Danakil à Ecaussystème : « Il y a un lien particulier entre notre musique et notre public »
Le groupe sera sur la scène du festival ce dimanche. Entretien avec son chanteur, Bakil.
Alors qu’il se prépare à monter sur la scène d’Ecaussystème ce dimanche 27 juillet, le chanteur du groupe de reggae Danakil, Balik, nous parle de leur dernier album, de leurs choix artistiques et du lien si particulier qui les unit à leur public depuis plus de vingt ans.
> Medialot : votre album Demain peut-être revient à un reggae très organique, avec une écriture plus introspective. Dans quel état d’esprit étiez-vous au moment de l’écriture ?
Balik : c’est un album plus personnel, plus introspectif que les précédents. Dans les albums d’avant, on a fait beaucoup de recherches sonores, en utilisant notamment des programmations électroniques. Là, c’est plus épuré, plus joué. Je ne sais pas si j’ai une intention précise en démarrant un album. Je me laisse porter par la vague du moment, par l’état d’âme. Il y a des périodes où l’on est plus dans une réflexion sociale, d’autres où c’est plus intime. Là, c’est un album qui parle davantage de moi, même si ce n’est pas uniquement ça.
> M. : vous alternez entre engagement politique et introspection. Comment trouvez-vous un équilibre entre les deux sur un album ?
B. : je ne cherche pas à faire une ligne directrice. Les chansons naissent une par une, selon ce que j’ai envie d’exprimer. La cohérence d’un album, elle vient plutôt de l’arrangement musical. On veille à garder une homogénéité sonore. Je peux passer d’une chanson sociale à une chanson d’amour, ou très personnelle, sans que cela nuise à l’ensemble. C’est comme une discussion : on peut aller dans plusieurs directions tant qu’il y a une forme de cohésion.
> M. : pourquoi ce retour aux instruments joués ?
B. : c’est surtout lié à notre outil de production. On a notre propre studio depuis deux albums, ce qui nous donne plus de temps pour travailler, faire des maquettes, prendre du recul. On peut tester, revenir, affiner. Ce confort technique nous permet d’aller plus vers des sons organiques, joués en live.
> M. : votre public est aujourd’hui très diversifié. Comment expliquez-vous ce succès durable ?
B. : je pense que le fait de chanter en français joue beaucoup. Et puis, il y a un lien particulier entre le public et notre musique. On n’est pas passé par les canaux médiatiques classiques. Les gens viennent par eux-mêmes, ou par bouche-à-oreille, souvent dans un cadre familial. Aujourd’hui, on voit des adultes qui venaient nous voir adolescents et qui reviennent avec leurs enfants. Il y a des familles entières dans nos concerts, parfois trois générations. C’est assez touchant.

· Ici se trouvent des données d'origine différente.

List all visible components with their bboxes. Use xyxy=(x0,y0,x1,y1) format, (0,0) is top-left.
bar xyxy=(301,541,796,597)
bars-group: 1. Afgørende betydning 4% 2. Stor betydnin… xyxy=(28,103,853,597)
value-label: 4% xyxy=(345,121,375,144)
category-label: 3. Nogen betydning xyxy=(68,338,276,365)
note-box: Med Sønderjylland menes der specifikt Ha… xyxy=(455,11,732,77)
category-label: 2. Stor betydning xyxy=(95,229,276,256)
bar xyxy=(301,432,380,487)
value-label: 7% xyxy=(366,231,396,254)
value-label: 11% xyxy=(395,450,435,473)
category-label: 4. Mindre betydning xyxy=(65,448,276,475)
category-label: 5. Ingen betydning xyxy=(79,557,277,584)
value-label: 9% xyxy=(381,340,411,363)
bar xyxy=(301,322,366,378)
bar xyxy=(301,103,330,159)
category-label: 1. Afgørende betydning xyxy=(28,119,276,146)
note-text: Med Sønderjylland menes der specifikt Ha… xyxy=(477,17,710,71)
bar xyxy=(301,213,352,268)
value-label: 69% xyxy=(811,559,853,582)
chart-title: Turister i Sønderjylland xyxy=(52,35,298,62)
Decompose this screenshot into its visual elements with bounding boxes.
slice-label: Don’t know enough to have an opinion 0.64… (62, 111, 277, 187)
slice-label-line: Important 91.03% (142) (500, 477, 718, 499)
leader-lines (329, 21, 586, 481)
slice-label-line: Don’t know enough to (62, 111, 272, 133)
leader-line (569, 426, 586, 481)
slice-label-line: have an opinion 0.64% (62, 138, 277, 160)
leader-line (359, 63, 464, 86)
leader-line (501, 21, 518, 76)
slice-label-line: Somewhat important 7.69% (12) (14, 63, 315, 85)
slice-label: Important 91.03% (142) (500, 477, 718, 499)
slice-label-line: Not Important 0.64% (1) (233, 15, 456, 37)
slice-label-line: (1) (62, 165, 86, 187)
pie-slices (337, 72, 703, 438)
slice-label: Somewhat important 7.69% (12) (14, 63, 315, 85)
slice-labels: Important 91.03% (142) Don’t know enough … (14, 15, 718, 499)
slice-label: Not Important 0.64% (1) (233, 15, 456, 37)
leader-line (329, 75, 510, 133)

> M. : vous parlez d’un reggae « marginalisé médiatiquement ». Vous pouvez préciser ?
B. : oui, c’est un style très peu diffusé sur les radios grand public ou les télés. On ne voit quasiment jamais de reggae dans les grandes émissions. Pourtant, c’est une musique qui rassemble beaucoup de monde. Il y a des festivals qui réunissent 15 à 20 000 personnes par soir, des tournées en Zénith. C’est une culture vivante, avec une vraie audience. Mais comme beaucoup de groupes sont indépendants, hors majors, ils n’ont pas accès aux mêmes circuits de diffusion. Ce qui renforce d’ailleurs ce lien spécial avec le public : ceux qui viennent à nos concerts sont venus par choix, pas parce qu’ils nous ont entendus à la radio.
> M. : après plus de vingt ans de carrière, comment faites-vous pour ne pas vous répéter ?
B. : on prend le temps. On ne sort pas d’album tous les ans. Nos chansons suivent le cours de nos vies. Ce qu’on écrivait entre 18 et 25 ans n’a rien à voir avec ce qu’on écrit aujourd’hui. On parle de ce qu’on vit, de ce qu’on ressent. Et la musique, elle évolue aussi. La manière de travailler a changé : on s’envoie des fichiers, on répète différemment. Ça nourrit l’envie et renouvelle les idées.
> M. : votre histoire collective, votre amitié, a-t-elle nourri le parcours du groupe ?
B. : évidemment. On s’est connus avant même de faire de la musique, au lycée. On a grandi ensemble, construit ce projet ensemble. À chaque étape franchie, ça nous a soudés. Et ça se reflète dans les albums, où il y a souvent une chanson qui parle du collectif. C’est une aventure humaine avant tout.
>M. : vous revenez cette année à Écaussystème. Que pouvez-vous promettre au public ?
B. : on a un super souvenir de notre dernier passage ! Cette année, on va partager des titres du nouvel album, et faire en sorte que les gens passent un bon moment. On va chanter, danser, créer ce moment collectif. C’est ça l’essentiel.